I am using Random Forest Regression on a power vs time data of an experiment that is performed for a certain time duration. Using that data, I want to predict the trend of power in future using time as an input. The code that has been implemented is mentioned below.
# Loading the excel dataset
df = pd.read_excel('/content/drive/MyDrive/Colab Notebooks/Cleaned total data.xlsx', header = None, names = [ "active_power", "current", "voltage"], usecols = "A:C",skiprows = [i for i in range(1)])
df = df.dropna()
The data set consists of approximately 30 hours of power vs time values as mentioned below.
Next a random Forest Regressor is fitted on training data. The R2 score achieved on test data is 0.87.
# Creating X and y
X = np.array(series[['time_h']]).reshape(-1,1)
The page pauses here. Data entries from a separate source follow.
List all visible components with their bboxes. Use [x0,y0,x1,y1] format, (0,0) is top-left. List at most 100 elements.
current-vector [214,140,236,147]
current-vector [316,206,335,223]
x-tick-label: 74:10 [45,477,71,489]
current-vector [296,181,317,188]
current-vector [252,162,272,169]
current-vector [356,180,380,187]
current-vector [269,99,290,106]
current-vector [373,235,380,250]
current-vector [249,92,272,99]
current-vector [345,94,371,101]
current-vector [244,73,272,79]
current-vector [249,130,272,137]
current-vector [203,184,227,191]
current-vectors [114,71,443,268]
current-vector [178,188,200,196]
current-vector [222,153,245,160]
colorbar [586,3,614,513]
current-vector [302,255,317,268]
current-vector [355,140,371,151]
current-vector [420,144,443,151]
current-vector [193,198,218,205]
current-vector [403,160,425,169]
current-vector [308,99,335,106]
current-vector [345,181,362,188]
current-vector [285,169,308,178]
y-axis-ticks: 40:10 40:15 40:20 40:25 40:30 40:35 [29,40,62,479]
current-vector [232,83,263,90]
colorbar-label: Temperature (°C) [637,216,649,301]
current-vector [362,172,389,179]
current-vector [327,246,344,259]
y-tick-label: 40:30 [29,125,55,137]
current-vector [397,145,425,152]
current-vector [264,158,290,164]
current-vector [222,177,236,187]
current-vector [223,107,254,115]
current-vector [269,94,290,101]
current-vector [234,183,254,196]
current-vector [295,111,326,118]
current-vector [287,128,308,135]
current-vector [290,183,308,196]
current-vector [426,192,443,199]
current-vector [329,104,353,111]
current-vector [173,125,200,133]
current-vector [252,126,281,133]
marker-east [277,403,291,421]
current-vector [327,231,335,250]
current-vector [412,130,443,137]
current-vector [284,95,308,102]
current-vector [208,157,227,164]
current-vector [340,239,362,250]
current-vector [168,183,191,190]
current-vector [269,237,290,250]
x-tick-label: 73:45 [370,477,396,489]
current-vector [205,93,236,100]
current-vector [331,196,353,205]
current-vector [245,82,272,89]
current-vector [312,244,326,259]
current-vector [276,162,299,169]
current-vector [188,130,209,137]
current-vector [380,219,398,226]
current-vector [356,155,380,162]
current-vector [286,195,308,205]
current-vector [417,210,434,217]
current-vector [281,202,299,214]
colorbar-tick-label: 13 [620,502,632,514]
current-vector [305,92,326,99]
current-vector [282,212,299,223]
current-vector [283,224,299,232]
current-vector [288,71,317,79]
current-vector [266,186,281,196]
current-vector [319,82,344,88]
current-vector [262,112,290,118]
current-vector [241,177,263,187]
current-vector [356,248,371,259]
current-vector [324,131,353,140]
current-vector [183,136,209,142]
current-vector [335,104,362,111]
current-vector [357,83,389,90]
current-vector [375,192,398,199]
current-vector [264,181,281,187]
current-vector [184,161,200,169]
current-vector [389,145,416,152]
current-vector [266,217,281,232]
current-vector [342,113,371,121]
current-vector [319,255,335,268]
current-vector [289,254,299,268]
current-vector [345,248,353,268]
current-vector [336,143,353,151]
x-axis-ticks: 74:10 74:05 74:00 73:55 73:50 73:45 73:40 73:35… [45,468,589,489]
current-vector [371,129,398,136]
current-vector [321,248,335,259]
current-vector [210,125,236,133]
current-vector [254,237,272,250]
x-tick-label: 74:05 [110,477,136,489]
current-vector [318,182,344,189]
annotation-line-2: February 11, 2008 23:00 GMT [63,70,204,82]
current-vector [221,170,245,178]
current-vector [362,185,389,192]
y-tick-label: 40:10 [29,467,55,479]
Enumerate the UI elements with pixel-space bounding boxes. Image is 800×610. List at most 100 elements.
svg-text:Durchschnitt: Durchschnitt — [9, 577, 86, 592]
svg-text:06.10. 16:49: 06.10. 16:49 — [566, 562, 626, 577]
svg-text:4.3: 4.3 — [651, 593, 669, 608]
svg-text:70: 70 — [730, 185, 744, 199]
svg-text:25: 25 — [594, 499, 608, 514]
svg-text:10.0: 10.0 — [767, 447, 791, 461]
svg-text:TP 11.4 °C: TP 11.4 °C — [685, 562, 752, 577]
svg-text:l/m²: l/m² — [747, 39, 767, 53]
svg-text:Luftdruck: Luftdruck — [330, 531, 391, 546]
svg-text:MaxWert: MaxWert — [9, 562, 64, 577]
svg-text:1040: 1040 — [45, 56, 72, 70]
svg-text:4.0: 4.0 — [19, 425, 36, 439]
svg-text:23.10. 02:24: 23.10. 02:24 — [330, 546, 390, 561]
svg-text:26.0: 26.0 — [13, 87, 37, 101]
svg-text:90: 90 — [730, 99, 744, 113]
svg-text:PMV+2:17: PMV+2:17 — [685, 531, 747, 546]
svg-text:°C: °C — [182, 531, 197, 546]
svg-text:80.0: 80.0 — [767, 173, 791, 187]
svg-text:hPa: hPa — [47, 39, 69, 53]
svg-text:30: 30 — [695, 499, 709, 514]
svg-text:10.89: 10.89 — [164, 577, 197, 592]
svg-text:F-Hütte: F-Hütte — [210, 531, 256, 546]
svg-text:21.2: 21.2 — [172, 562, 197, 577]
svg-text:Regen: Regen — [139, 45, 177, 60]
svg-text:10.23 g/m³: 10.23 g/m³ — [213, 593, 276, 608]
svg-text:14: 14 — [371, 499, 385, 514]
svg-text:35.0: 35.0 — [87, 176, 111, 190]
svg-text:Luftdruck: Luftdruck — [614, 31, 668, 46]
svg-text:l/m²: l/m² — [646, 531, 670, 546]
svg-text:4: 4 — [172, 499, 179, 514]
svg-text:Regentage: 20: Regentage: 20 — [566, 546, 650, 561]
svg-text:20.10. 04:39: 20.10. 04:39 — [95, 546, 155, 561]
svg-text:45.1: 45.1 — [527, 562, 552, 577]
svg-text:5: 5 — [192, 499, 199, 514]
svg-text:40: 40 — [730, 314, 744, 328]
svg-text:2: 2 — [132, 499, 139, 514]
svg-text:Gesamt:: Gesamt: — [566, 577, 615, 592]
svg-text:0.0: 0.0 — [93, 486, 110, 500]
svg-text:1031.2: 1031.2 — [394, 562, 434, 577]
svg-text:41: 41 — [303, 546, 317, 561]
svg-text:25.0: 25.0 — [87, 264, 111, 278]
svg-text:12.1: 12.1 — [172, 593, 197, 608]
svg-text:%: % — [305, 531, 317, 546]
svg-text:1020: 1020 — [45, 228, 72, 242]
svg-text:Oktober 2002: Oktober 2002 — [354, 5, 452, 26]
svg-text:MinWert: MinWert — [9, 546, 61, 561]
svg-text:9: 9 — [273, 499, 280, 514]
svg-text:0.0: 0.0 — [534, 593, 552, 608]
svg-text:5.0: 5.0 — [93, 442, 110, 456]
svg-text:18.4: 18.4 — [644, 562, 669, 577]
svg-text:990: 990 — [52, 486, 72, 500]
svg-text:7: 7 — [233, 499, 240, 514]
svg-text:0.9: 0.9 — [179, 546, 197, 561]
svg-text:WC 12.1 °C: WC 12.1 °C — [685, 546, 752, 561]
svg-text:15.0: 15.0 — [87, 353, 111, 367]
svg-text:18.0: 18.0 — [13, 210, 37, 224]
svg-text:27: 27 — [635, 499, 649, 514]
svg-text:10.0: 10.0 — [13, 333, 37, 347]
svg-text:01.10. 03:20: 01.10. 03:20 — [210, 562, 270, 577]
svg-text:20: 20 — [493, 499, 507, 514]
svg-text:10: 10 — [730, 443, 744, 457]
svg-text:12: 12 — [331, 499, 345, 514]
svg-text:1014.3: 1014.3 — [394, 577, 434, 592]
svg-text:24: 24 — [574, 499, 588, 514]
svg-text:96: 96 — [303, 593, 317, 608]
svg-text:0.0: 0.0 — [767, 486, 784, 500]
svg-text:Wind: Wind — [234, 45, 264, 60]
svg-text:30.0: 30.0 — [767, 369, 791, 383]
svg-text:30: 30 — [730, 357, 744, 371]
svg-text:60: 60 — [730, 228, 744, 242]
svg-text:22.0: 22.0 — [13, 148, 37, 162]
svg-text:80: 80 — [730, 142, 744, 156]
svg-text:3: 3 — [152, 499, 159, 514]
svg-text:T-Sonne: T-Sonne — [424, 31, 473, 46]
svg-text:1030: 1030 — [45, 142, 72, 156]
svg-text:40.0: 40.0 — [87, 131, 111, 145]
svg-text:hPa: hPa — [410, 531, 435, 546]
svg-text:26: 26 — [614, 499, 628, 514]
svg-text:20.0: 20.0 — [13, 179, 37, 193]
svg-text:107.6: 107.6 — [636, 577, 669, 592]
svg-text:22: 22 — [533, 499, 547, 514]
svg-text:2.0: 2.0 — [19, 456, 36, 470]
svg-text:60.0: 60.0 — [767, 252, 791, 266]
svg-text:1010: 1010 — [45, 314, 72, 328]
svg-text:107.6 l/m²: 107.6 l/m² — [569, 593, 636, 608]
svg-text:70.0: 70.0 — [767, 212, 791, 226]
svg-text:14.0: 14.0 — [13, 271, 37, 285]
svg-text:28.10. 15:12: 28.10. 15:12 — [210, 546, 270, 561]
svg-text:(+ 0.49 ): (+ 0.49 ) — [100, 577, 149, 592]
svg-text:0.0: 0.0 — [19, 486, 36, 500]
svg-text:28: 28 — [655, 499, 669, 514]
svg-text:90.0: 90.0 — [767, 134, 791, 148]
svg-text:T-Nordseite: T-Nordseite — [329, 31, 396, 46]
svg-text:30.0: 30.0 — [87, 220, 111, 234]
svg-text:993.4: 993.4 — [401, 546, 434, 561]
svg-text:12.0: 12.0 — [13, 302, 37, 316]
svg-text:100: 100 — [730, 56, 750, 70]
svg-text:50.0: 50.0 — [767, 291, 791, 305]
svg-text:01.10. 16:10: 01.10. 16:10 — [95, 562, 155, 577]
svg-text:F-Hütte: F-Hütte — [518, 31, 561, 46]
y = np.array(series['active_power'])
# Splitting dataset in training and testing
X_train2,X_test2,y_train2,y_test2 = train_test_split(X,y,test_size = 0.15, random_state = 1)
# Creating Random Forest model and fitting it on training data
forest = RandomForestRegressor(n_estimators=128, criterion='mse', random_state=1, n_jobs=-1)
forest_fit = forest.fit(X_train2, y_train2)
# Saving the model and checking the R2 score on test data
filename = 'random_forest.sav'
joblib.dump(forest, filename)
loaded_model = joblib.load(filename)
result = loaded_model.score(X_test2, y_test2)
print(result)
For future prediction, an array of time for 400 hours has been created to use as an input to the model as the power needs to be predicted for that duration.
# Creating a time array for future which will be used as input for future predictions
future_time2 = np.arange(len(series)*15)
future_time2 = future_time2*0.25/360
columns = ['time_hour']
dataframe = pd.DataFrame(data = future_time2, columns = columns)
future_times = dataframe[41006:].to_numpy()
future_times
When the predictions are made in future, the model only provides output of a constant value over the entire duration of 400 hours. The output prediction is as below.
# Predicting power for future
future_pred = loaded_model.predict(future_times)
future_pred
Could someone please suggest me why the model is predicting same value for entire duration and how to modify the code so that I can get a trend of prediction with reasonable values and not a single value.
Thank you.